Además, el Reglamento también vulnera el principio de jerarquía normativa, ya que el reconocimiento del derecho de preferencia que establece no está respaldado en el texto legal de referencia, que es la Ley de Costas.

La disposición transitoria vigesimosexta que ahora se anula reconoce el derecho de preferencia de los actuales ocupantes de terrenos de dominio público marítimo terrestre con títulos habilitantes extinguidos o en curso de tramitación. Según la recurrente, esta disposición supone en la práctica la concesión encubierta de una prórroga, concedida a quien carece de un derecho vigente y con una preferencia contraria al principio de igualdad y libertad de empresa.

En su sentencia, la Sección Quinta de la Sala Tercera reconoce la legitimidad de la recurrente -que había sido rechazada por el abogado del Estado-, al subrayar que su interés no es «meramente potencial», puesto que compromete su derecho, «y el de cuantos se encuentren en su misma posición, a presentarse a los concursos que se convoquen y que pueden tener lugar de forma inmediata a partir de la entrada en vigor de la disposición transitoria impugnada».

El tribunal añade que para concursar se requieren unas inversiones y gastos que devendrían inútiles de mantenerse el derecho de preferencia en los términos establecidos en la citada disposición.

Una vez despejada la legitimidad de la recurrente, la Sala entra a valorar el fondo del asunto y concluye que no está justificada una cláusula como la disposición transitoria recurrida, que por beneficiar a los actuales ocupantes de terrenos de dominio público marítimo terrestre con instalaciones activas y abiertas, les otorga una posición de ventaja que no resulta proporcionada puesto que en los términos en que aparece legalmente consagrada, «la preferencia es absoluta y sin matices» y confiere a los actuales ocupantes «una posición de ventaja incompatible con el principio de igualdad de trato».

Además, la Sala ha valorado las nuevas disposiciones legales sobre la materia que amplían a 75 años los plazos máximos de la duración de las concesiones, así como los del otorgamiento de las prórrogas correspondientes. Asimismo, el ponente Jose Juan Suay hace constar que el texto legal de referencia, la Ley de Costas, no respalda el reconocimiento del derecho de preferencia contemplado en la mencionada disposición transitoria del Reglamento, por lo que al no existir cobertura normativa dicha disposición trasciende de lo legalmente previsto, que consiste en servir de complemento normativo.

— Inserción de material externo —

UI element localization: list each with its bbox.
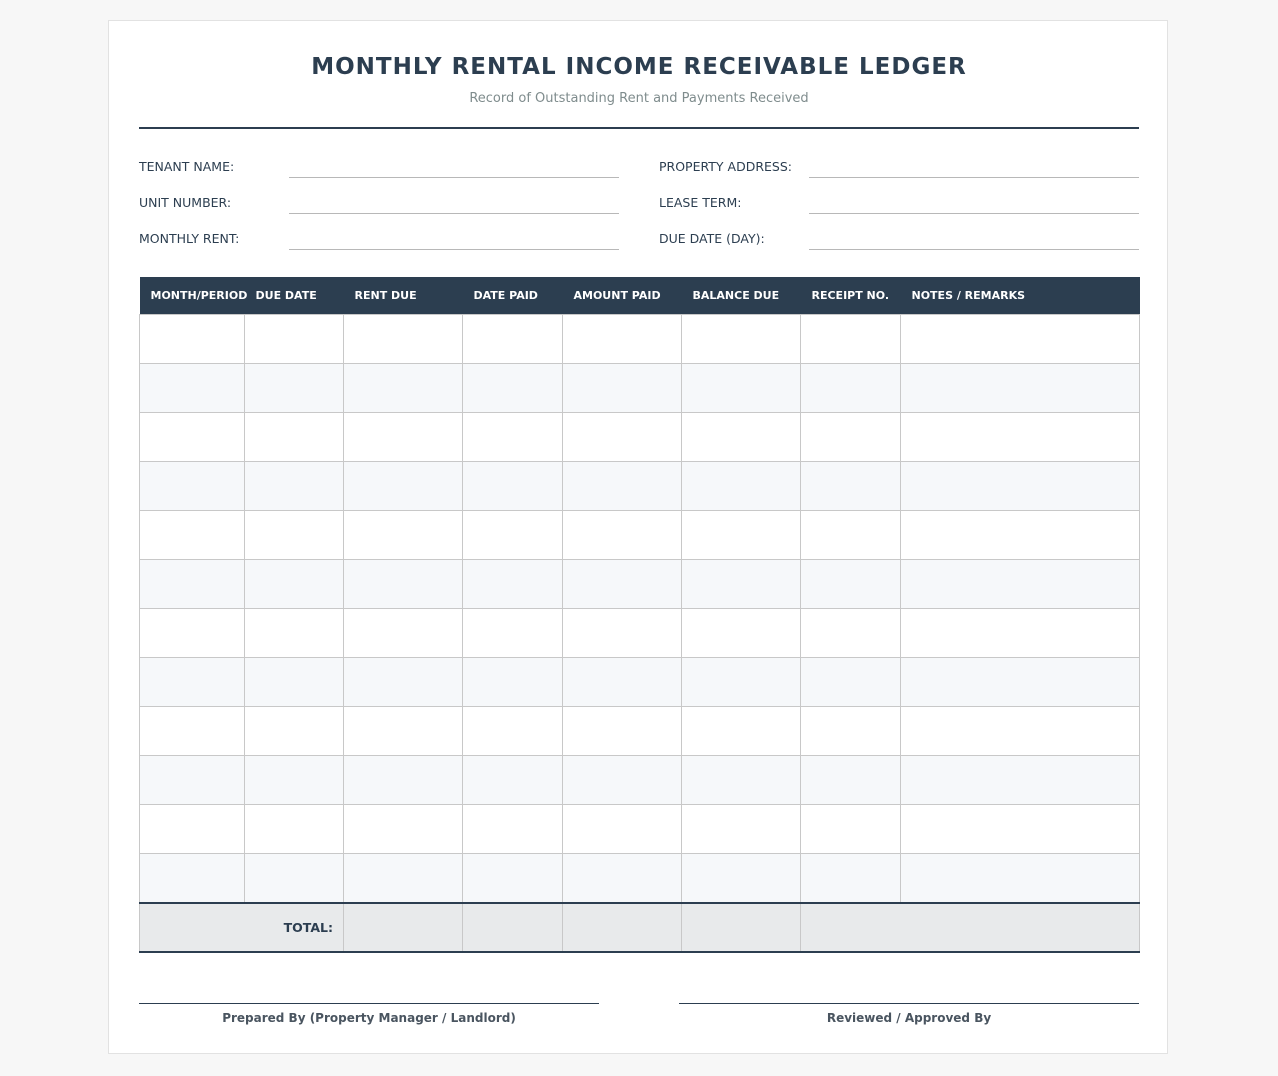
table-cell[interactable] [682, 609, 801, 658]
table-cell[interactable] [901, 315, 1140, 364]
tenant-name-line[interactable] [289, 177, 619, 178]
table-cell[interactable] [344, 462, 463, 511]
table-cell[interactable] [463, 462, 563, 511]
table-cell[interactable] [801, 658, 901, 707]
table-cell[interactable] [245, 511, 344, 560]
table-cell[interactable] [140, 707, 245, 756]
lease-term-line[interactable] [809, 213, 1139, 214]
monthly-rent-line[interactable] [289, 249, 619, 250]
table-cell[interactable] [682, 462, 801, 511]
table-cell[interactable] [901, 756, 1140, 805]
table-cell[interactable] [344, 756, 463, 805]
table-cell[interactable] [901, 854, 1140, 904]
table-cell[interactable] [245, 315, 344, 364]
table-cell[interactable] [140, 511, 245, 560]
table-cell[interactable] [344, 805, 463, 854]
total-amount-paid-cell[interactable] [563, 903, 682, 952]
table-cell[interactable] [140, 805, 245, 854]
table-cell[interactable] [801, 511, 901, 560]
table-row [140, 560, 1140, 609]
table-cell[interactable] [245, 805, 344, 854]
table-cell[interactable] [344, 413, 463, 462]
table-cell[interactable] [901, 805, 1140, 854]
prepared-by-label: Prepared By (Property Manager / Landlord) [222, 1011, 516, 1025]
column-header: BALANCE DUE [682, 277, 801, 315]
table-cell[interactable] [682, 658, 801, 707]
tenant-name-field[interactable] [139, 159, 619, 179]
prepared-by-block[interactable] [139, 1003, 599, 1025]
table-row [140, 658, 1140, 707]
total-date-paid-cell[interactable] [463, 903, 563, 952]
table-cell[interactable] [140, 854, 245, 904]
ledger-page [108, 20, 1168, 1054]
table-cell[interactable] [801, 413, 901, 462]
table-cell[interactable] [463, 854, 563, 904]
reviewed-by-label: Reviewed / Approved By [826, 1011, 992, 1025]
table-cell[interactable] [344, 315, 463, 364]
table-cell[interactable] [901, 364, 1140, 413]
table-cell[interactable] [463, 560, 563, 609]
table-cell[interactable] [563, 413, 682, 462]
document-subtitle: Record of Outstanding Rent and Payments Received [469, 91, 809, 106]
table-cell[interactable] [463, 756, 563, 805]
table-cell[interactable] [801, 854, 901, 904]
table-cell[interactable] [463, 315, 563, 364]
column-header: RECEIPT NO. [801, 277, 901, 315]
table-cell[interactable] [463, 805, 563, 854]
due-date-day-line[interactable] [809, 249, 1139, 250]
table-cell[interactable] [563, 756, 682, 805]
column-header: DUE DATE [245, 277, 344, 315]
column-header: MONTH/PERIOD [140, 277, 245, 315]
table-cell[interactable] [344, 364, 463, 413]
table-cell[interactable] [463, 511, 563, 560]
table-cell[interactable] [801, 805, 901, 854]
table-cell[interactable] [682, 707, 801, 756]
reviewed-by-block[interactable] [679, 1003, 1139, 1025]
table-cell[interactable] [245, 462, 344, 511]
table-cell[interactable] [801, 756, 901, 805]
table-cell[interactable] [801, 462, 901, 511]
unit-number-label: UNIT NUMBER: [139, 195, 232, 210]
column-header: RENT DUE [344, 277, 463, 315]
table-row [140, 805, 1140, 854]
table-cell[interactable] [563, 805, 682, 854]
table-cell[interactable] [140, 560, 245, 609]
table-cell[interactable] [563, 364, 682, 413]
lease-term-label: LEASE TERM: [659, 195, 742, 210]
table-cell[interactable] [901, 609, 1140, 658]
table-cell[interactable] [901, 511, 1140, 560]
table-cell[interactable] [563, 315, 682, 364]
monthly-rent-label: MONTHLY RENT: [139, 231, 240, 246]
prepared-by-line[interactable] [139, 1003, 599, 1004]
table-cell[interactable] [901, 462, 1140, 511]
table-cell[interactable] [245, 609, 344, 658]
monthly-rent-field[interactable] [139, 231, 619, 251]
table-cell[interactable] [140, 315, 245, 364]
table-cell[interactable] [463, 707, 563, 756]
reviewed-by-line[interactable] [679, 1003, 1139, 1004]
column-header: AMOUNT PAID [563, 277, 682, 315]
table-row [140, 609, 1140, 658]
table-cell[interactable] [140, 413, 245, 462]
total-rent-due-cell[interactable] [344, 903, 463, 952]
table-cell[interactable] [563, 854, 682, 904]
table-cell[interactable] [901, 413, 1140, 462]
table-row [140, 707, 1140, 756]
document-title: MONTHLY RENTAL INCOME RECEIVABLE LEDGER [311, 54, 967, 80]
table-cell[interactable] [463, 609, 563, 658]
total-balance-due-cell[interactable] [682, 903, 801, 952]
table-cell[interactable] [801, 609, 901, 658]
unit-number-field[interactable] [139, 195, 619, 215]
table-cell[interactable] [563, 609, 682, 658]
table-cell[interactable] [901, 658, 1140, 707]
table-cell[interactable] [682, 560, 801, 609]
table-row [140, 756, 1140, 805]
table-cell[interactable] [344, 658, 463, 707]
ledger-header [140, 277, 1140, 315]
table-cell[interactable] [563, 658, 682, 707]
ledger-body [140, 315, 1140, 904]
lease-term-field[interactable] [659, 195, 1139, 215]
table-cell[interactable] [682, 756, 801, 805]
table-cell[interactable] [901, 707, 1140, 756]
table-cell[interactable] [682, 315, 801, 364]
table-cell[interactable] [801, 364, 901, 413]
ledger-footer [140, 903, 1140, 952]
table-cell[interactable] [682, 511, 801, 560]
table-cell[interactable] [563, 511, 682, 560]
table-cell[interactable] [344, 854, 463, 904]
table-cell[interactable] [245, 560, 344, 609]
table-cell[interactable] [801, 315, 901, 364]
table-cell[interactable] [140, 462, 245, 511]
table-row [140, 413, 1140, 462]
table-cell[interactable] [463, 658, 563, 707]
tenant-name-label: TENANT NAME: [139, 159, 235, 174]
table-cell[interactable] [344, 560, 463, 609]
table-row [140, 364, 1140, 413]
table-cell[interactable] [245, 658, 344, 707]
total-remarks-cell[interactable] [801, 903, 1140, 952]
property-address-field[interactable] [659, 159, 1139, 179]
total-row [140, 903, 1140, 952]
table-cell[interactable] [901, 560, 1140, 609]
table-cell[interactable] [801, 707, 901, 756]
property-address-line[interactable] [809, 177, 1139, 178]
table-row [140, 462, 1140, 511]
table-cell[interactable] [463, 364, 563, 413]
table-cell[interactable] [682, 364, 801, 413]
table-cell[interactable] [245, 413, 344, 462]
table-cell[interactable] [245, 854, 344, 904]
table-cell[interactable] [140, 658, 245, 707]
table-cell[interactable] [463, 413, 563, 462]
table-cell[interactable] [682, 413, 801, 462]
table-cell[interactable] [563, 560, 682, 609]
table-row [140, 315, 1140, 364]
table-cell[interactable] [682, 854, 801, 904]
table-cell[interactable] [563, 462, 682, 511]
due-date-day-field[interactable] [659, 231, 1139, 251]
table-cell[interactable] [344, 707, 463, 756]
table-cell[interactable] [245, 756, 344, 805]
table-cell[interactable] [344, 609, 463, 658]
table-cell[interactable] [140, 609, 245, 658]
table-cell[interactable] [682, 805, 801, 854]
table-row [140, 511, 1140, 560]
table-cell[interactable] [140, 756, 245, 805]
total-label: TOTAL: [140, 903, 344, 952]
table-cell[interactable] [344, 511, 463, 560]
property-address-label: PROPERTY ADDRESS: [659, 159, 792, 174]
table-cell[interactable] [245, 364, 344, 413]
table-row [140, 854, 1140, 904]
unit-number-line[interactable] [289, 213, 619, 214]
ledger-table [139, 277, 1140, 953]
due-date-day-label: DUE DATE (DAY): [659, 231, 765, 246]
column-header: NOTES / REMARKS [901, 277, 1140, 315]
table-cell[interactable] [140, 364, 245, 413]
table-cell[interactable] [801, 560, 901, 609]
column-header: DATE PAID [463, 277, 563, 315]
header-divider [139, 127, 1139, 129]
table-cell[interactable] [245, 707, 344, 756]
table-cell[interactable] [563, 707, 682, 756]
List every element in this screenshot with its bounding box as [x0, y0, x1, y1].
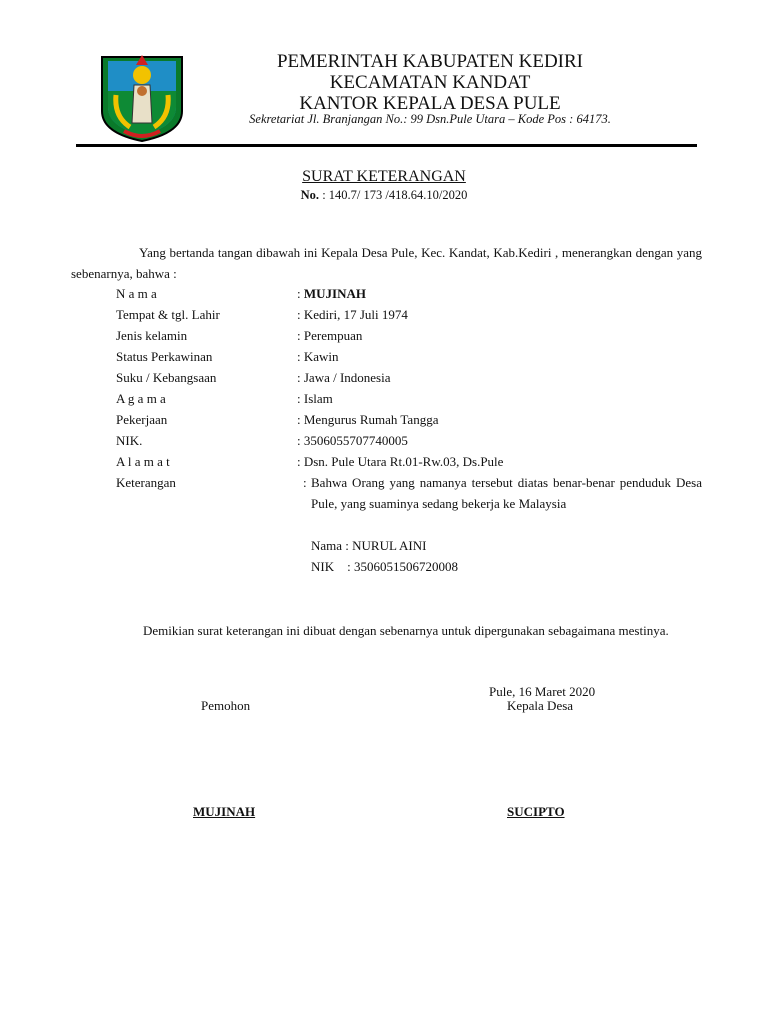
kediri-regency-emblem-logo	[96, 51, 188, 143]
field-value: : Islam	[297, 391, 333, 406]
field-value: : Mengurus Rumah Tangga	[297, 412, 439, 427]
closing-paragraph: Demikian surat keterangan ini dibuat dengan sebenarnya untuk dipergunakan sebagaimana mestinya.	[143, 623, 669, 638]
intro-paragraph: Yang bertanda tangan dibawah ini Kepala Desa Pule, Kec. Kandat, Kab.Kediri , menerangkan dengan yang sebenarnya, bahwa :	[71, 245, 702, 281]
field-label: Suku / Kebangsaan	[116, 370, 217, 385]
field-value: : Kawin	[297, 349, 339, 364]
field-label: Pekerjaan	[116, 412, 168, 427]
official-role: Kepala Desa	[507, 698, 574, 713]
field-label: A g a m a	[116, 391, 166, 406]
header-district: KECAMATAN KANDAT	[329, 72, 531, 93]
field-label: N a m a	[116, 286, 157, 301]
field-label: Tempat & tgl. Lahir	[116, 307, 220, 322]
spouse-name: Nama : NURUL AINI	[311, 538, 427, 553]
field-label: Status Perkawinan	[116, 349, 213, 364]
field-value: : Dsn. Pule Utara Rt.01-Rw.03, Ds.Pule	[297, 454, 504, 469]
applicant-role: Pemohon	[201, 698, 251, 713]
field-label: NIK.	[116, 433, 143, 448]
official-name: SUCIPTO	[507, 804, 565, 819]
header-address: Sekretariat Jl. Branjangan No.: 99 Dsn.Pule Utara – Kode Pos : 64173.	[249, 112, 611, 126]
document-title: SURAT KETERANGAN	[302, 168, 466, 185]
spouse-nik: NIK : 3506051506720008	[311, 559, 458, 574]
field-value: : Kediri, 17 Juli 1974	[297, 307, 408, 322]
place-date: Pule, 16 Maret 2020	[489, 684, 596, 699]
header-divider	[76, 144, 697, 147]
document-number: No. : 140.7/ 173 /418.64.10/2020	[300, 188, 468, 202]
field-value: : 3506055707740005	[297, 433, 408, 448]
header-government: PEMERINTAH KABUPATEN KEDIRI	[276, 51, 583, 72]
field-label: A l a m a t	[116, 454, 170, 469]
field-value: : Jawa / Indonesia	[297, 370, 391, 385]
field-label: Keterangan	[116, 475, 176, 490]
field-value: : MUJINAH	[297, 286, 366, 301]
keterangan-text: Bahwa Orang yang namanya tersebut diatas benar-benar penduduk Desa Pule, yang suaminya sedang bekerja ke Malaysia	[311, 475, 702, 511]
applicant-name: MUJINAH	[193, 804, 256, 819]
field-value: : Perempuan	[297, 328, 363, 343]
field-label: Jenis kelamin	[116, 328, 188, 343]
field-value: :	[303, 475, 307, 490]
header-village-office: KANTOR KEPALA DESA PULE	[299, 93, 561, 114]
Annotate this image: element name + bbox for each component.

El abogado del Estado explicó en sus alegaciones que la norma cuestionada trataba de dar respuesta a una situación de hecho, como era la existencia, a la entrada en vigor de la Ley de Costas de 2013, de ocupantes de terrenos de dominio público marítimo-terrestre que mantenían su actividad o instalación abierta.

Por otro lado, la Sala establece que no cabe acceder, en el marco de este recurso, a la nulidad de cuantas prórrogas hayan sido concedidas en aplicación de la disposición transitoria recurrida, como también pedía la recurrente.